UN forecasts global population to reach 10.1 billion by 2100
Upward revision tied to trends in Africa and West
NEW YORK — The world’s population, long expected to stabilize at just above 9 billion in the middle of the century, will instead keep growing and may hit 10.1 billion by the year 2100, the United Nations projected in a report released yesterday.
Growth in Africa remains so high that the population there could more than triple in this century, rising from today’s 1 billion to 3.6 billion, the report said — a sobering forecast for a continent already struggling to provide adequate food and water.
The new report comes just ahead of a demographic milestone, with the world population expected to pass 7 billion in late October, only a dozen years after it surpassed 6 billion. Demographers called the new projections a reminder that a problem that helped define global politics in the 20th century, the population explosion, is far from solved in the 21st.
“Every billion more people makes life more difficult for everybody — it’s as simple as that,’’ said John Bongaarts, a demographer at the Population Council, a research group in New York. “Is it the end of the world? No. Can we feed 10 billion people? Probably. But we obviously would be better off with a smaller population.’’
The projections were made by the UN population division, which has a track record of fairly accurate forecasts. In the new report, the division raised its forecast for the year 2050, estimating the world would probably have 9.3 billion people then, an increase of 156 million over the previous estimate for that year, published in 2008.
Among the factors behind the upward revisions is that the birth rate is not declining as rapidly as expected in some poor countries and has shown a slight uptick in some wealthier countries, including the United States, Denmark, and Britain. The United States is growing faster than many rich countries, largely because of high immigration and higher birth rates among Hispanic immigrants.

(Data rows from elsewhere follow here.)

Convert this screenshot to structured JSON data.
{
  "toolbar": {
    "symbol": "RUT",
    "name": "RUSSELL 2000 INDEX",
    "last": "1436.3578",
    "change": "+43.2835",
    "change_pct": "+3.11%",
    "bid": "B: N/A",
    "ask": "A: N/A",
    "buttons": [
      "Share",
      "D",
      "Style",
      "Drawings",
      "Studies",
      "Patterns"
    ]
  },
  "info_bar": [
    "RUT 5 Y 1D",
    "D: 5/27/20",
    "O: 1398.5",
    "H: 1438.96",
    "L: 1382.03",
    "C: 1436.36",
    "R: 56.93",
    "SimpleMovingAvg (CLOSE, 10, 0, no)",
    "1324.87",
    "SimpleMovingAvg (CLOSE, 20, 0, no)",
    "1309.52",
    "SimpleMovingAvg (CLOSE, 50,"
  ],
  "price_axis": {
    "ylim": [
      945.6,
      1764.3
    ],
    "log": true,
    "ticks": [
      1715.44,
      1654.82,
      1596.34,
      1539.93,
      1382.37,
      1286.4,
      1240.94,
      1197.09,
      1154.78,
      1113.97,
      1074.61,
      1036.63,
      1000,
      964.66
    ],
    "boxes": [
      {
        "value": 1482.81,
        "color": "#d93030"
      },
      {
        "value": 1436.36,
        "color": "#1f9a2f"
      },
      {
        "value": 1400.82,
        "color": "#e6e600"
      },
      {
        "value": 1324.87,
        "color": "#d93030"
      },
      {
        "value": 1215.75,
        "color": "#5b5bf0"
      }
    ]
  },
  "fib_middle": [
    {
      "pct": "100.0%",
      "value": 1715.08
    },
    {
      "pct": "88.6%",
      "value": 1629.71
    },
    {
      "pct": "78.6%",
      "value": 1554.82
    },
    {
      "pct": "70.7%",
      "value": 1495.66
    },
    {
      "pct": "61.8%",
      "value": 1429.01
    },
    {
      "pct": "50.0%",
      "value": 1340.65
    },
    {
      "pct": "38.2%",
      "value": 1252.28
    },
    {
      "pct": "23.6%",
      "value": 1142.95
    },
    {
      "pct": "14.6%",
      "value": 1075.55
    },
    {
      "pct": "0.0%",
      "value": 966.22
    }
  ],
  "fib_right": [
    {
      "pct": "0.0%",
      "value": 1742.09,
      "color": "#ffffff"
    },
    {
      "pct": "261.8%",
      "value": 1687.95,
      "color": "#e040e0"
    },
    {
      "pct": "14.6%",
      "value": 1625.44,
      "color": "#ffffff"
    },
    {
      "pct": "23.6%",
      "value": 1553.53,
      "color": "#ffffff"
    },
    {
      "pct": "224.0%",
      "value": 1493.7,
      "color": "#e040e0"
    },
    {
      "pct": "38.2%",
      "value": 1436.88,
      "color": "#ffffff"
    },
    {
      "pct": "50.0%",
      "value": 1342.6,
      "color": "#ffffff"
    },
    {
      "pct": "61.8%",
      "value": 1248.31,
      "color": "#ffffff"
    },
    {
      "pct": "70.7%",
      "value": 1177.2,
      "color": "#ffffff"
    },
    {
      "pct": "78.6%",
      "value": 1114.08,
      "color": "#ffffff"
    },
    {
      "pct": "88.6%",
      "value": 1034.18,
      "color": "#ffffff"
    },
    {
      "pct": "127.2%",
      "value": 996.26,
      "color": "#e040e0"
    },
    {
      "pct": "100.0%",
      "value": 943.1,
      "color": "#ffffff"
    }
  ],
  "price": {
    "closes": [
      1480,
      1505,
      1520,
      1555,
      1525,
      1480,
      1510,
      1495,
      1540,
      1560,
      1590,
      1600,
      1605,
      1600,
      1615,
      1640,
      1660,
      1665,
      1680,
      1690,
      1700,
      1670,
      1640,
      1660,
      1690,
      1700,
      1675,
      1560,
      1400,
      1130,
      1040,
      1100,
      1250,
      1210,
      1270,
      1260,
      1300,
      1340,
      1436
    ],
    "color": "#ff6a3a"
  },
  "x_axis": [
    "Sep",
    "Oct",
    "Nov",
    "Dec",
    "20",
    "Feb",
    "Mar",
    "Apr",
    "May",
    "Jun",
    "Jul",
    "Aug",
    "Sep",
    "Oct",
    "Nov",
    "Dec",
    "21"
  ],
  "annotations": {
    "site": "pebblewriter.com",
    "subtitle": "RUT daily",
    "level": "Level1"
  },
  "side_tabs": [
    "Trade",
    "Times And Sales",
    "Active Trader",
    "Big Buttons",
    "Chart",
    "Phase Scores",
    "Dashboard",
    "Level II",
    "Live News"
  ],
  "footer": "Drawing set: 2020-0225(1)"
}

The new report projects that the US population will rise from today’s 311 million to 478 million by 2100.
The director of the UN population division, Hania Zlotnik, said the world’s fastest-growing countries, and the wealthy Western nations that help to finance their development, face a choice about whether to renew their emphasis on programs that encourage family planning. Although they were a major focus of development policy in the 1970s and 1980s, such programs have stagnated in many countries.
Despite the lack of focus on population policy, it is clear that well-designed programs can bring down growth rates even in the poorest countries. Provided with information and voluntary access to birth-control methods, women have chosen to have fewer children in societies as diverse as Iran, Sri Lanka, Bangladesh, Mexico, and Thailand.

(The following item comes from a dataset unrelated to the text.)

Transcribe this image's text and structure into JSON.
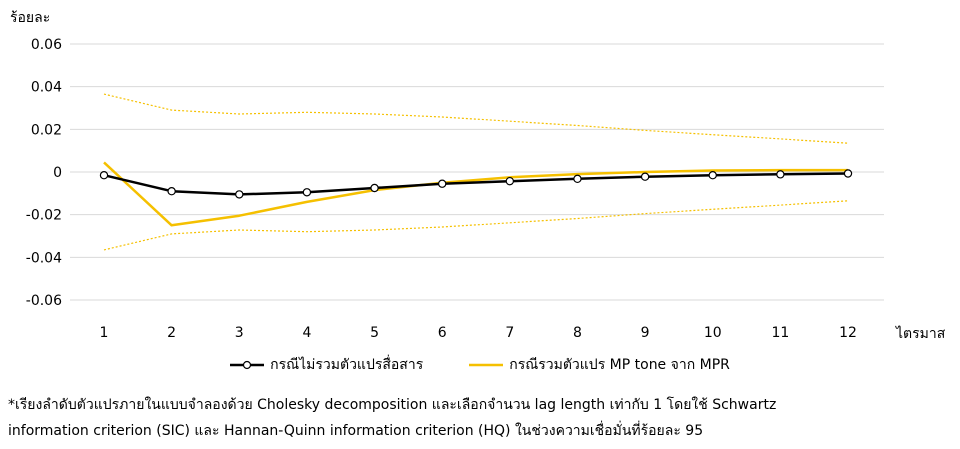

One message from the new report is that the AIDS epidemic, devastating as it has been, has not been the demographic disaster that was once predicted. Prevalence estimates and projections for the human immunodeficiency virus made for Africa in the 1990s turned out to be too high, and in many populations, treatment with new drug regimens has cut the death rate from the disease.
But the survival of millions of people with AIDS who would have died without treatment, and falling rates of infant and child mortality on the continent — both heartening trends — also mean that fertility rates for women need to fall faster to curb population growth, demographers said.
Other factors have slowed change in Africa, specialists said, including women’s lack of power in their relationships with men, traditions such as early marriage and polygamy, and a dearth of political leadership. While about three-quarters of married US women use a modern contraceptive during their child-bearing years, the comparable proportions are one-quarter of women in East Africa, 1 in 10 in West Africa, and a mere 7 percent in Central Africa, according to UN statistics.
“West and Central Africa are the two big regions of the world where the fertility transition is happening, but at a snail’s pace,’’ said John F. May, a World Bank demographer.